On this account, a person presenting to a psychiatrist with pronounced suffering and incapacity due directly to intense, irrational hatred of a race, religion, or ethnic group would indeed be considered diseased. I hasten to add that the kind of suffering I am positing must not be due solely to the punitive consequencesof acting on bigoted beliefs, such as being thrown in jail for a racially motivated assault. The suffering must be, at least in part, "primary"—that is, a direct consequence of experiencing one's own pathological bias. Suppose, for example, a patient presented with the complaint, "Doc, I have these incredibly intense feelings of anger and hatred toward people from [country X]. I know it's crazy, and I'd like to change, but I can't. The feelings and thoughts are shameful to me, and they torment me night and day. I can hardly eat or sleep feeling this way." I would argue that to just the extent such a patient meets our broad criteria for disease—suffering and incapacity—he or she is worthy of our compassion and care.
But what about those persons—like my old nemesis, Robin Hicks—who are apparently neither suffering nor incapacitated as a direct result of their bigoted beliefs? Are they, nevertheless, sick or diseased? My personal response is, "Not in any sense that is relevant to the practice of clinical psychiatry." It is true that psychiatrists are sometimes asked—usually by the legal system—to deal with persons who have committed antisocial acts but who do not seem in any way bothered or incapacitated by their behaviors (eg, sexual predators whose pedophilia is completely ego-syntonic). These sociopathic persons represent a medicolegal dilemma, and I have no easy answer as to how our profession should deal with them. However, I would argue that they do not represent persons with disease.

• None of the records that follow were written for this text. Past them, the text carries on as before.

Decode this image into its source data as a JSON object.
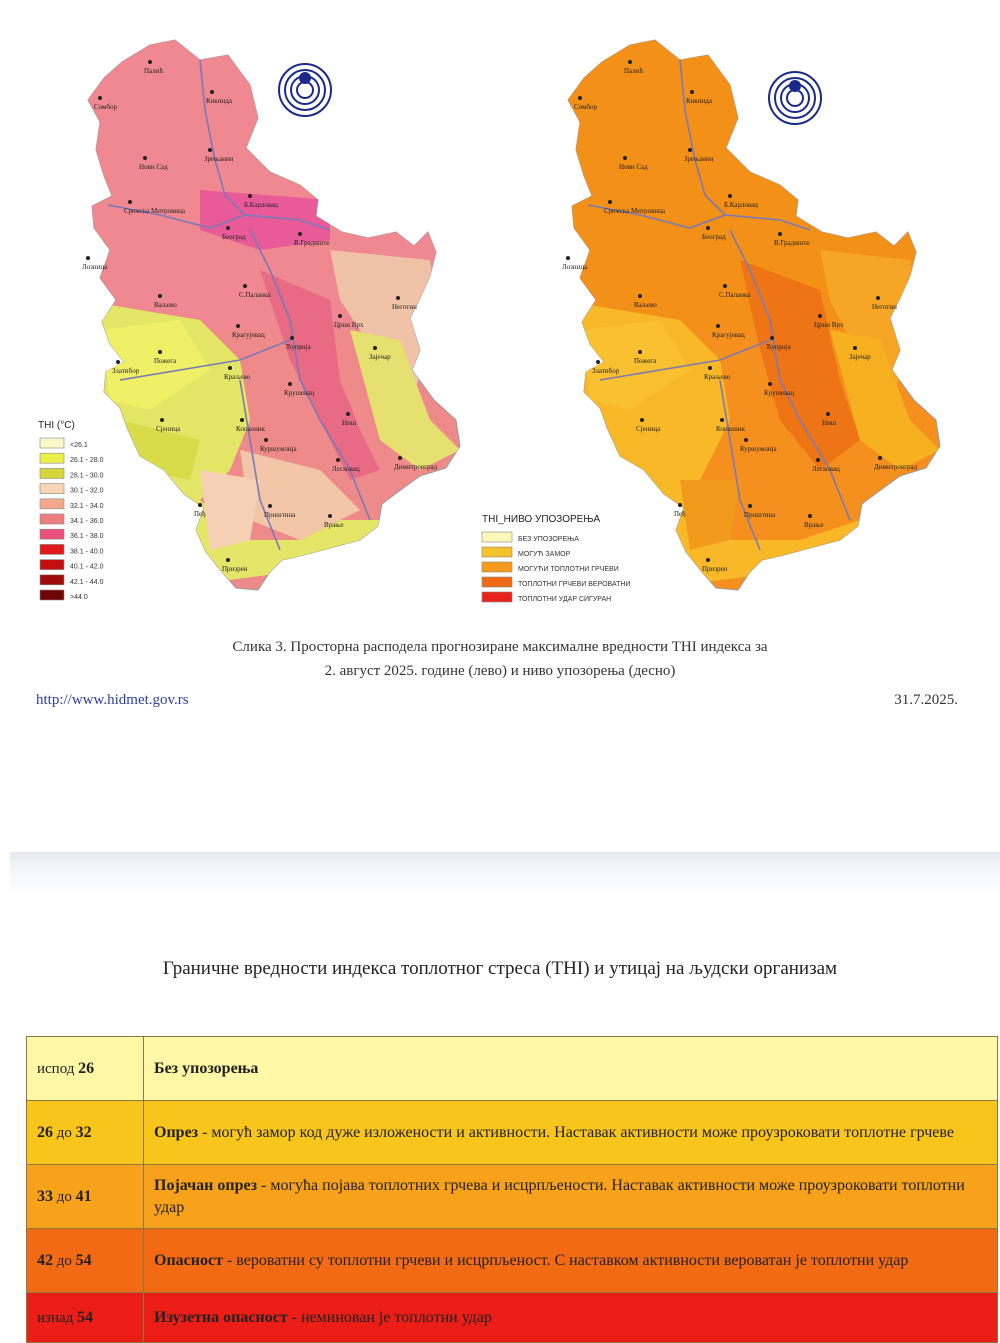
{
  "maps": {
    "left_legend": {
      "title": "ТHI (°C)",
      "items": [
        {
          "label": "<26.1",
          "color": "#fbf8c8"
        },
        {
          "label": "26.1 - 28.0",
          "color": "#eef04a"
        },
        {
          "label": "28.1 - 30.0",
          "color": "#d4d63c"
        },
        {
          "label": "30.1 - 32.0",
          "color": "#f6d4b4"
        },
        {
          "label": "32.1 - 34.0",
          "color": "#f4a98e"
        },
        {
          "label": "34.1 - 36.0",
          "color": "#ef7d80"
        },
        {
          "label": "36.1 - 38.0",
          "color": "#e8507a"
        },
        {
          "label": "38.1 - 40.0",
          "color": "#e21a1a"
        },
        {
          "label": "40.1 - 42.0",
          "color": "#c41010"
        },
        {
          "label": "42.1 - 44.0",
          "color": "#9e0b0b"
        },
        {
          "label": ">44.0",
          "color": "#6e0505"
        }
      ]
    },
    "right_legend": {
      "title": "ТHI_НИВО УПОЗОРЕЊА",
      "items": [
        {
          "label": "БЕЗ УПОЗОРЕЊА",
          "color": "#fdf7b8"
        },
        {
          "label": "МОГУЋ ЗАМОР",
          "color": "#f5c12a"
        },
        {
          "label": "МОГУЋИ ТОПЛОТНИ ГРЧЕВИ",
          "color": "#f59a1a"
        },
        {
          "label": "ТОПЛОТНИ ГРЧЕВИ ВЕРОВАТНИ",
          "color": "#ef6a12"
        },
        {
          "label": "ТОПЛОТНИ УДАР СИГУРАН",
          "color": "#e8231a"
        }
      ]
    },
    "cities": [
      "Палић",
      "Сомбор",
      "Кикинда",
      "Зрењанин",
      "Нови Сад",
      "Сремска Митровица",
      "Б.Карловац",
      "Београд",
      "В.Градиште",
      "Лозница",
      "Ваљево",
      "С.Паланка",
      "Неготин",
      "Црни Врх",
      "Крагујевац",
      "Ћуприја",
      "Зајечар",
      "Пожега",
      "Златибор",
      "Краљево",
      "Крушевац",
      "Сјеница",
      "Копаоник",
      "Куршумлија",
      "Ниш",
      "Лесковац",
      "Димитровград",
      "Пеђ",
      "Приштина",
      "Врање",
      "Призрен"
    ]
  },
  "caption_line1": "Слика 3. Просторна расподела прогнозиране максималне вредности ТHI индекса за",
  "caption_line2": "2. август 2025. године (лево) и ниво упозорења (десно)",
  "url": "http://www.hidmet.gov.rs",
  "date": "31.7.2025.",
  "table_title": "Граничне вредности индекса топлотног стреса (THI) и утицај на људски организам",
  "rows": [
    {
      "range_pre": "испод",
      "range_a": "26",
      "range_mid": "",
      "range_b": "",
      "title": "Без упозорења",
      "text": "",
      "bg": "#fdf7a6"
    },
    {
      "range_pre": "",
      "range_a": "26",
      "range_mid": " до ",
      "range_b": "32",
      "title": "Опрез",
      "text": " - могућ замор код дуже изложености и активности. Наставак активности може проузроковати топлотне грчеве",
      "bg": "#f8c51c"
    },
    {
      "range_pre": "",
      "range_a": "33",
      "range_mid": " до ",
      "range_b": "41",
      "title": "Појачан опрез",
      "text": " - могућа појава топлотних грчева и исцрпљености. Наставак активности може проузроковати топлотни удар",
      "bg": "#f7a21a"
    },
    {
      "range_pre": "",
      "range_a": "42",
      "range_mid": " до ",
      "range_b": "54",
      "title": "Опасност",
      "text": " - вероватни су топлотни грчеви и исцрпљеност. С наставком активности вероватан је топлотни удар",
      "bg": "#f26a14"
    },
    {
      "range_pre": "изнад",
      "range_a": "54",
      "range_mid": "",
      "range_b": "",
      "title": "Изузетна опасност",
      "text": " - неминован је топлотни удар",
      "bg": "#ea1d17"
    }
  ]
}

Even if we agree that pathological bigotry accompanied by suffering and incapacity represents disease in a generic sense, we must still ask if it represents a specific disease that might warrant inclusion in DSM-IV.
Here, I believe, psychiatry must draw on the history of general medicine. Historically, physicians usually begin the conceptual-empirical march toward disease by first identifying a syndrome; that is, a specific set of signs and symptoms that we observe with great consistency and regularity. Such a syndrome—for example, central obesity, muscle weakness, hypertension, and amenorrhea—may ultimately be understood as a specific disease when one or more of the following criteria are met.

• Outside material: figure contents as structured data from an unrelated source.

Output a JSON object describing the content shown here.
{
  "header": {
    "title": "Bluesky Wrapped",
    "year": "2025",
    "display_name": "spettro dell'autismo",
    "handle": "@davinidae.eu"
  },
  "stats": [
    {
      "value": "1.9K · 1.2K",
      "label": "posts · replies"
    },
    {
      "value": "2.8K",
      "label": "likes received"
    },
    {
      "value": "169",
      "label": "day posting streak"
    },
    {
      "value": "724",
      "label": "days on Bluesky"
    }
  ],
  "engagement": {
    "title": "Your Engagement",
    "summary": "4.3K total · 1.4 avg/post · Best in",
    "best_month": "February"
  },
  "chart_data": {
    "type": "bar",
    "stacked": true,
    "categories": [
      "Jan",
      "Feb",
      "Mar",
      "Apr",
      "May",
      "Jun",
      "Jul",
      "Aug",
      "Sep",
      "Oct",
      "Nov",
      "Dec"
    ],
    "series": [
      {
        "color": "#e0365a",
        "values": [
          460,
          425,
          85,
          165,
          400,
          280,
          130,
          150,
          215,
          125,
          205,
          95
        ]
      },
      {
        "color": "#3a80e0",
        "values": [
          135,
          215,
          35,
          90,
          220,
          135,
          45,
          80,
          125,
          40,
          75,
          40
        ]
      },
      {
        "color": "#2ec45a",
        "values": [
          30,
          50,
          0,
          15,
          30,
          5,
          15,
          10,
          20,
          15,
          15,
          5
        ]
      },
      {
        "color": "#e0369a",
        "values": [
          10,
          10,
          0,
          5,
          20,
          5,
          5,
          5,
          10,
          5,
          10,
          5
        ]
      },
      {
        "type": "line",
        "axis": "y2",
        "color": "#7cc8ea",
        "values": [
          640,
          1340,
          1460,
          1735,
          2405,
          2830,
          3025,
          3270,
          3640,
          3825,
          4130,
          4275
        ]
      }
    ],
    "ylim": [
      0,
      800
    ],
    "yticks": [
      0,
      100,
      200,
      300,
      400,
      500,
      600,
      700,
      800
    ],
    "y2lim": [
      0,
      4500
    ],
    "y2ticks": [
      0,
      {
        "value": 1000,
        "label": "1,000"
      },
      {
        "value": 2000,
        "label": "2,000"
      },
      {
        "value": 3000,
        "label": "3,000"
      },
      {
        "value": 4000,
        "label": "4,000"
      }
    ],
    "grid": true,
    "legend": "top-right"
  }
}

- A pattern of genetic transmission is discovered, sometimes leading to the identification of a specific genetic locus.
- The syndrome's pathophysiology and/or pathological anatomy becomes reasonably well understood.
- The syndrome's course, prognosis, and response to treatment are seen to be relatively predictable and uniform across many populations.

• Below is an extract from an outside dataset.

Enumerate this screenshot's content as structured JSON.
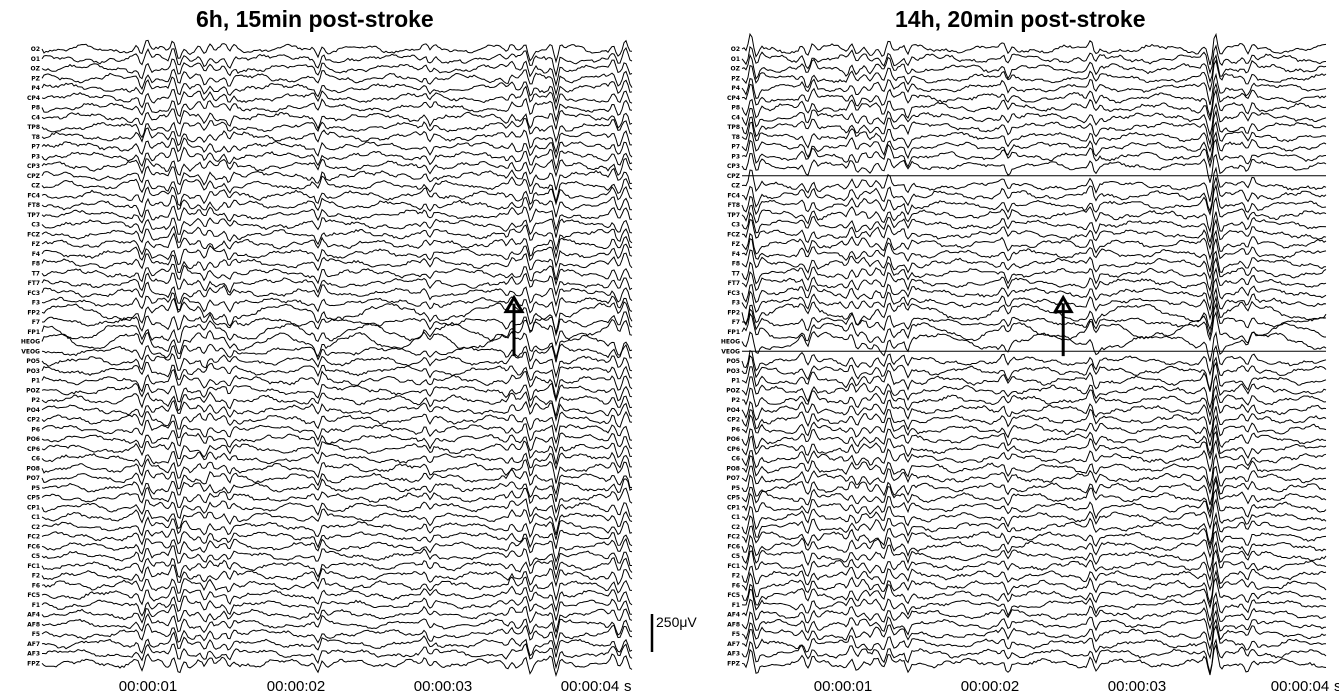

Indeed, when the features of Cushing's syndrome were traced to pituitary dysfunction, that particular condition became known as Cushing's disease.
Of course, there have been innumerable debates as to whether classic psychiatric disorders or diseases, such as schizophrenia, fully meet any of the 3 criteria described.4-6 Whatever one's view of such controversies, it seems to me that the construct of pathological bigotry has not yet reached even the syndromal level, much less the status of a specific disease.Nonetheless, our present diagnostic schema would allow us to treat such patients under a number of existing diagnostic categories, depending on the nature and severity of their pathology.
That said, there are some preliminary but intriguing data emerging from the work of Professor Edward Dunbar, of the University of California, Los Angeles, that may someday form the foundation for a pathological bias syndrome. Dunbar has developed the Outgroup Hostility Scale (OHS) for measuring the dimensions of pathological bias; for example, experiencing panic and anxiety in response to benign contact with persons of a racial or ethnic group. In a study of psychotherapy outpatients who sought treatment for problems unrelated to such bias, Dunbar found that OHS scores correlated with measures of hypomania, hostility, panic symptoms, and lower scores on the Global Assessment of Functioning (E. Dunbar, unpublished data, 2007). A history of psychological trauma was also a factor in some pathologically biased patients. Earlier work by Dunbar found that high ratings of "outgroup bias" were significantly associated with axis II criteria for paranoid, borderline, and antisocial personality disorders.7
Nonetheless, Dunbar stopped short of concluding that pathological bias should be considered a stand-alone disorder. As he noted, "the identification of specific symptoms of such a diagnostic category would need to demonstrate, via clinical research, an independence from other recognized diagnostic categories, and to . . . [confer] serious impairment to the individual such as to warrant mental health treatment" [italics added] (E. Dunbar, unpublished data, 2007). Moreover, Dunbar acknowledged that, as yet, "there are no established practice guidelines for the treatment of pathologically biased patients."
Carl Bell, MD, a psychiatrist who has written extensively in this area, rightly argued, "racism most likely has biological, psychological, and sociological origins." He added, however, that racism is "mainly a product of learned behavior" and that a "majority of explicitly racist persons do not have any psychopathology."8
In my view, it is at best premature to create a new diagnostic category for racism or bigotry. Still, to the extent that subgroups of those with pathological bias may have comorbid psychopathology—and to the extent that these persons are willing to undergo diagnosis and treatment—psychiatrists should remain actively interested and involved.